Cœur Carmat : un essai clinique sous haute surveillance

Dr Isabelle Catala, Dr Catherine Desmoulins

Auteurs et déclarations

18 mai 2015

Paris, France -- Monsieur M, deuxième patient ayant bénéficié d’une greffe de cœur Carmat, est décédé au CHU de Nantes le 2 mai 2015, 9 mois après l’implantation du dispositif. Dans un communiqué de presse, la société Carmat explique que « l’équipe médicochirurgicale ayant constaté une dérive fonctionnelle de la prothèse, le patient a été mis sous assistance cardio respiratoire en unité de soins intensifs [1]. Le lendemain, il a été décidé d’implanter chez le patient une nouvelle prothèse Carmat. L’opération a été menée à son terme… Malgré les efforts réalisés, des complications polyviscérales post-opératoires se sont installées et le patient est décédé le 2 mai en fin d’après- midi ».

Objectif : survie à 30 jours
L’ANSM a donné son accord en 2013 pour la greffe de quatre patients avec la prothèse Carmat dans trois centres dédiés : hôpital Pompidou (HEGP, Paris), hôpital Laënnec-Nord du CHU de Nantes et centre chirurgical Marie Lannelongue au Plessis-Robinson. Ces patients doivent être en phase terminale d’insuffisance cardiaque et ne pas pouvoir bénéficier d’une transplantation cardiaque.
A ce stade, il s’agit d’une étude de faisabilité avec un critère de jugement portant sur la survie à 1 mois ou la conduite du patient vers la transplantation s’il est en condition d’éligibilité.
Il est précisé par la société CARMAT que « la communication de résultats intermédiaires ou définitifs se fera dans le respect des considérations éthiques et réglementaires, et notamment après avis des différents comités indépendants d’analyse et de surveillance de l’étude, ainsi que du comité scientifique de CARMAT. »

Pour en savoir plus sur le décès du deuxième greffé Carmat, il fallait lire le Journal du Dimanche (JDD) du 10 mai, journal du Groupe Lagardère dont l’ancien patron, Jean-Luc Lagardère a été à l’initiative dès 1993 du GIE Carmat .

Le premier mai, le patient a perçu un « problème » sur sa prothèse : il s’agissait d’une « dérive fonctionnelle ».Interrogé par le JDD, Marcello Conviti, PDG de Carmat explique « la pompe a essayé de reprendre un débit cardiaque suffisant. Mais l’état du patient s’est dégradé ».

Selon le JDD, « il a été placé sous circulation extracorporelle. Dans la nuit, une nouvelle implantation est décidée. Le CHU dispose d’une prothèse de secours, le protocole le prévoit ». Le Pr Daniel Duveau, le chirurgien qui a réopéré avec le Pr Christian Latrémouille précise, « les arrêts itératifs du ventricule ont eu des conséquences sur plusieurs organes, entrainant des difficultés pulmonaires, de coagulation et des hémorragies ». C’est un « décès contre toute attente ».

Un patient que se « sentait revivre »

Et le JDD de raconter l’entretien qui avait eu lieu quelques jours auparavant avec un patient qui « se sentait revivre ». L’homme de 69 ans marche vite dans les couloirs de l’hôpital, il fait du vélo, il se déplace dans sa famille…

Le Pr Carpentier précise que, contrairement au premier patient qui était âgé au moment où il avait bénéficié d’une implantation, Monsieur M était « un malade plus jeune, aux fonctions rénales et hépatiques encore peu atteintes et avec une bonne fonction pulmonaire ».

En effet, le premier patient, monsieur D, décédé 74 jours après son implantation, souffrait lui de défaillances viscérales multiples.
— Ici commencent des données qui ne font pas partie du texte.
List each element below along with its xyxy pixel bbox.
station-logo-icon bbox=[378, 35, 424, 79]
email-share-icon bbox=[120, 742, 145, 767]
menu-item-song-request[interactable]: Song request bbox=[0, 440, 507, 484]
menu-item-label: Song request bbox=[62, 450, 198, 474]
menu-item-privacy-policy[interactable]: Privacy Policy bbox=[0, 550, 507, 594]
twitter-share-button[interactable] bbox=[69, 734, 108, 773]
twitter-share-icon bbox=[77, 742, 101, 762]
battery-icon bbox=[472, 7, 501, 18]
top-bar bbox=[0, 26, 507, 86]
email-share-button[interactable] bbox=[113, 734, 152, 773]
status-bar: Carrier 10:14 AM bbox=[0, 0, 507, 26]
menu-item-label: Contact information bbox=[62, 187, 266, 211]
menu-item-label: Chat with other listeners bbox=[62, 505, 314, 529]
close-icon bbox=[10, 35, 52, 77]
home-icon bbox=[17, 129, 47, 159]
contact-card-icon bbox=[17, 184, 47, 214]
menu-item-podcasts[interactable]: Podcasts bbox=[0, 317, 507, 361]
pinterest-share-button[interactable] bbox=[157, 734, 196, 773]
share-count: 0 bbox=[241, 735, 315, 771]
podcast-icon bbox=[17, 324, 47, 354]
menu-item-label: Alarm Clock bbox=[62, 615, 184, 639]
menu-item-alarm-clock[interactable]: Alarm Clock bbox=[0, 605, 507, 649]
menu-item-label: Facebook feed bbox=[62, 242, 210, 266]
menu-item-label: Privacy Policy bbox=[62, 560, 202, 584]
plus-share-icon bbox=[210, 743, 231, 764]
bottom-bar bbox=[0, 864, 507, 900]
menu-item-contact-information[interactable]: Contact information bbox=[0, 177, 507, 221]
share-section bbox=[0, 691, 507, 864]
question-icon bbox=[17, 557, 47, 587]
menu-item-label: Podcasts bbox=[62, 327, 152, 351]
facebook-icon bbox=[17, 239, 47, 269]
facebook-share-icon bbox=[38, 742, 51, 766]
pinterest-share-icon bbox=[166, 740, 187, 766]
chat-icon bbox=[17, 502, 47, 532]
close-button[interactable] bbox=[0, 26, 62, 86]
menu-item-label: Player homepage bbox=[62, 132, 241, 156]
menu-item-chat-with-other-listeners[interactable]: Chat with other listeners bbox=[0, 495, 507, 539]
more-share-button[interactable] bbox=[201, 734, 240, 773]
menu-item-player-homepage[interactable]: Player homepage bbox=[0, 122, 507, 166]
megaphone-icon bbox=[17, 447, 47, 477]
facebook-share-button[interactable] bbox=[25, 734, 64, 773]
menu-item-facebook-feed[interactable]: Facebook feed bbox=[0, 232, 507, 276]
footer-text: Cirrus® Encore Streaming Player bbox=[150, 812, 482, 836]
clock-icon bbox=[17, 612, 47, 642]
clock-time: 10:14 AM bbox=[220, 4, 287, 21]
Son décès est survenu à la suite d’un arrêt de la prothèse Carmat, semble-t-il lié à un court-circuit (si l’on en croit, là encore, les informations du JDD).

Vers une phase 2 de développement ?

Un troisième homme a été greffé le 8 avril 2015 à Paris. Il ne manque donc plus qu’un quatrième cœur Carmat à implanter pour finaliser la première phase des essais chez l’homme.

En toute logique, puisque le critère de survie à 30 jours semble bien pouvoir être atteint, une seconde phase d’essai devrait ensuite être menée sur une vingtaine de patients. Elle portera, en plus de la survie, sur des critères qualitatifs d’efficacité : amélioration fonctionnelle, réhabilitation des organes, qualité de vie, confort du patient…

La société Carmat précise que lorsque l’ensemble des données cliniques à 6 mois auront été recueillies sur tous les patients de la deuxième phase, une demande de marquage CE sera déposée en vue de commercialisation du cœur bioprothétique.

 

REFERENCE :

  1. Carmat. Premiers éléments d’analyse du coeur CARMAT implanté chez le deuxième patient, communiqué de presse 5 mai 2015.